We fight our way the best we can and then sometimes we burnout and have to take rest ,food, and contemplate why a life can get so sad and overwhelming.
When I left you all in Sept.I certainly didnt plan on it.......a slow depression was taking over and it is just beginning to leave.
We have been in grief for 9 months now over my father in law.My wife was raised by people who adored each other and her sadness at her mothers loss far outshines her own.I have to try to get her to let go and keep letting it wash over her......it is endless but it becomes more poingant the longer they are gone.I miss my father so much these days and its been 20 years!
The job I was happy about has become a very rough go physically and emotionally.......not what my first blog about it implied.
It seems I am the person to come to for all stress related problems as the company I work for is loaded with upper management that truly dont know state laws,facts,or the incredible amount of work it takes to start a nursing floor.....the modified diets alone are a huge challenge.....and guess who knows all about it?
I am awaiting a 2 to 3 dollar raise (and a title,means nothing to me)if they cant do it Im on the looking for work side again........I cant keep up this saving people thing much longer without compensation so we will see......ya never know.
On top of this is my mother who was sicker than she has ever been for the last 9 months has gotten well again.I really thought she was dying for sure and spent too many nights worried sick ,hands sweating etc.
My sister came and relieved me for a time and it was most helpful to just have her near me.Those of us who take on caregiving have some very lonely moments and she brought me love and support I so needed.
Then there is my wife who even though she is in total greif still makes time to support me and puts up with a very crabby ,mouthy husband(i have trouble shutting up on a rant!!(embarassing).
We are also being totally built upon in what used to a wooded glen and is now big ass ridiculous homes.I am so against power couples buying  and using precious resources so they can live like a star.
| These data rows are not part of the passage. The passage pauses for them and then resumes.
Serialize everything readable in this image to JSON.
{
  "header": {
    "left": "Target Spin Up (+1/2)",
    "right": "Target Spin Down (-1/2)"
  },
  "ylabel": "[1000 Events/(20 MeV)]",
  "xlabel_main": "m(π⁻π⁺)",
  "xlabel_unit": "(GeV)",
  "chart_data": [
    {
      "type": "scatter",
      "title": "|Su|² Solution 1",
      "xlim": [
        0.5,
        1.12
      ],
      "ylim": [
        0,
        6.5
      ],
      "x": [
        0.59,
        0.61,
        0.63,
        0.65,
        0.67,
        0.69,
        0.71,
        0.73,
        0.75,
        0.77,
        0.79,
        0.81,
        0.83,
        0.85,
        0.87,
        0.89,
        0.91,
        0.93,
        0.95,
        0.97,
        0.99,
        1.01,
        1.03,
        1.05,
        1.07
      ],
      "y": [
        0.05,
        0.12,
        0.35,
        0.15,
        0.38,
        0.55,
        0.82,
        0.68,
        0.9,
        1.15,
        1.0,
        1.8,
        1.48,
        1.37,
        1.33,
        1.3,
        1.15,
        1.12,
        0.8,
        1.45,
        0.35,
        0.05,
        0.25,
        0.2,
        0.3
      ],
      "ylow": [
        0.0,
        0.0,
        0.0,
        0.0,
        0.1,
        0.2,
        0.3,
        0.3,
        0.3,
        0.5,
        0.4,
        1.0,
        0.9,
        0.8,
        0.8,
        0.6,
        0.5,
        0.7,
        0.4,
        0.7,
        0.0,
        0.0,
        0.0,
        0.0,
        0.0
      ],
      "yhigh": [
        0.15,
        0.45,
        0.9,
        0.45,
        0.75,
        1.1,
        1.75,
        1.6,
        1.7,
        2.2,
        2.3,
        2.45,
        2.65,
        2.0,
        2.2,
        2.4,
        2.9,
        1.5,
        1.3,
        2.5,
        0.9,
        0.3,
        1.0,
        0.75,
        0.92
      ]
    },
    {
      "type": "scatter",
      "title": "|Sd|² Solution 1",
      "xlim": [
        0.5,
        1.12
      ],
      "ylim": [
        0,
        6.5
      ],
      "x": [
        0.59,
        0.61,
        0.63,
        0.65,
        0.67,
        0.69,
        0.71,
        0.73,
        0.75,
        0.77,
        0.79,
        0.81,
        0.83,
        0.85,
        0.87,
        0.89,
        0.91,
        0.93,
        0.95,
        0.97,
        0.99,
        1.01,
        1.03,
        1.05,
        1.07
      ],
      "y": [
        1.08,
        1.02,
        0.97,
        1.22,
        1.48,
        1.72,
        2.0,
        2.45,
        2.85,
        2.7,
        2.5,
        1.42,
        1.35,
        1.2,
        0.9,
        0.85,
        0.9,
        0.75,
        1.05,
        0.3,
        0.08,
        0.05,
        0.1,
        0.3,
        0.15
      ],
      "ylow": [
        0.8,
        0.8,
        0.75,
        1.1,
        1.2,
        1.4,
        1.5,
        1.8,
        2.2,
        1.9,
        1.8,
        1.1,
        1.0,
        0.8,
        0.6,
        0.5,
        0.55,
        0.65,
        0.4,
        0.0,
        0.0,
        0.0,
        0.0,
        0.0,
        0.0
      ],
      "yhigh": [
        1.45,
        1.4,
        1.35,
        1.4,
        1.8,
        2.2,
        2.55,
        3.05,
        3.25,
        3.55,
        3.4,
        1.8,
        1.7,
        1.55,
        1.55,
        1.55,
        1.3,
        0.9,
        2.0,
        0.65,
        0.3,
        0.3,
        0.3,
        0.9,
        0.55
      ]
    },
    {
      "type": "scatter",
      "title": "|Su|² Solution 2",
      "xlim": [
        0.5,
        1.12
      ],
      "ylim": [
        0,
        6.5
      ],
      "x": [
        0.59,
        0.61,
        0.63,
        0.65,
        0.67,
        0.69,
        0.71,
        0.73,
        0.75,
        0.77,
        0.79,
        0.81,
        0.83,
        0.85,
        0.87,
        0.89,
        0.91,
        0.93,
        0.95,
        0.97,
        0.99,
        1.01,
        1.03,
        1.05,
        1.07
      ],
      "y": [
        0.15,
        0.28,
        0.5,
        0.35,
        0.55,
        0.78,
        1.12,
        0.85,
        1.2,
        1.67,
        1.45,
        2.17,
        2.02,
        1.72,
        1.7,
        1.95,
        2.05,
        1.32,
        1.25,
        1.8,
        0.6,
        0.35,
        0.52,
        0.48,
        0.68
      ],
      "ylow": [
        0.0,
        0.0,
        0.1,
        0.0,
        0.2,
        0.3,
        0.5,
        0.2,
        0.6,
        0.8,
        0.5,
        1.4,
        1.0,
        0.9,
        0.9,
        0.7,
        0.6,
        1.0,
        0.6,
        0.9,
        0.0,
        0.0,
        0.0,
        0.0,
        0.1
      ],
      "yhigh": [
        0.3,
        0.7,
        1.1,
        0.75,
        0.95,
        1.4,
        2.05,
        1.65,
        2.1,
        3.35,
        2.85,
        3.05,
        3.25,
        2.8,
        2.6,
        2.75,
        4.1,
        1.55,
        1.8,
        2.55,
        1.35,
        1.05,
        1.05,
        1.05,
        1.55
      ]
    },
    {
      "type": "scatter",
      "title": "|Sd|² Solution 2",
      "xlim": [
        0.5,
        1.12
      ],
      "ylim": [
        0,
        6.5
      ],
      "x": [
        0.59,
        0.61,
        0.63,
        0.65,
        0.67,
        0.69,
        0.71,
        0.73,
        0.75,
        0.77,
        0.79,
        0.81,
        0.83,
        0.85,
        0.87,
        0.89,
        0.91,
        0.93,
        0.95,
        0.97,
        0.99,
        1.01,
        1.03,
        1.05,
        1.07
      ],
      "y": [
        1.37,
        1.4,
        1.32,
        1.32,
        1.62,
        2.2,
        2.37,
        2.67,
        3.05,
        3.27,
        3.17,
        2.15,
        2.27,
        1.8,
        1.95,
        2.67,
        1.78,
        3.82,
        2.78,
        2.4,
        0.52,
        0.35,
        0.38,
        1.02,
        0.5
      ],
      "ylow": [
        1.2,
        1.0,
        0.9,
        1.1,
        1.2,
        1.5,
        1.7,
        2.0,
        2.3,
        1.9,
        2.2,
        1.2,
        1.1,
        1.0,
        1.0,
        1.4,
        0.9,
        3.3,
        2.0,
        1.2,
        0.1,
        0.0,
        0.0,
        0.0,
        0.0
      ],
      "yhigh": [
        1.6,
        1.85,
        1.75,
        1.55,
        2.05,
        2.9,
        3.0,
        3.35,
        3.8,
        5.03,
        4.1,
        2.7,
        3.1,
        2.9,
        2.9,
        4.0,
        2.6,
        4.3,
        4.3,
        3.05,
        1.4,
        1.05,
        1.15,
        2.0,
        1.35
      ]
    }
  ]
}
We wont get into that today.....everyone wants fame these days 40% of children when asked ....want to be stars.That creeps me out so much.
I am going to try to get here soon again..........I have so little energy left from hard work and then the depression has kept me away too.
But I see this as a coping tool as much as creation and will try much harder.
Till then....love people,care for them,tell them what you see in them and remember that no matter how much you have monetarily it pales in comparison to people you love and are loved back by in life.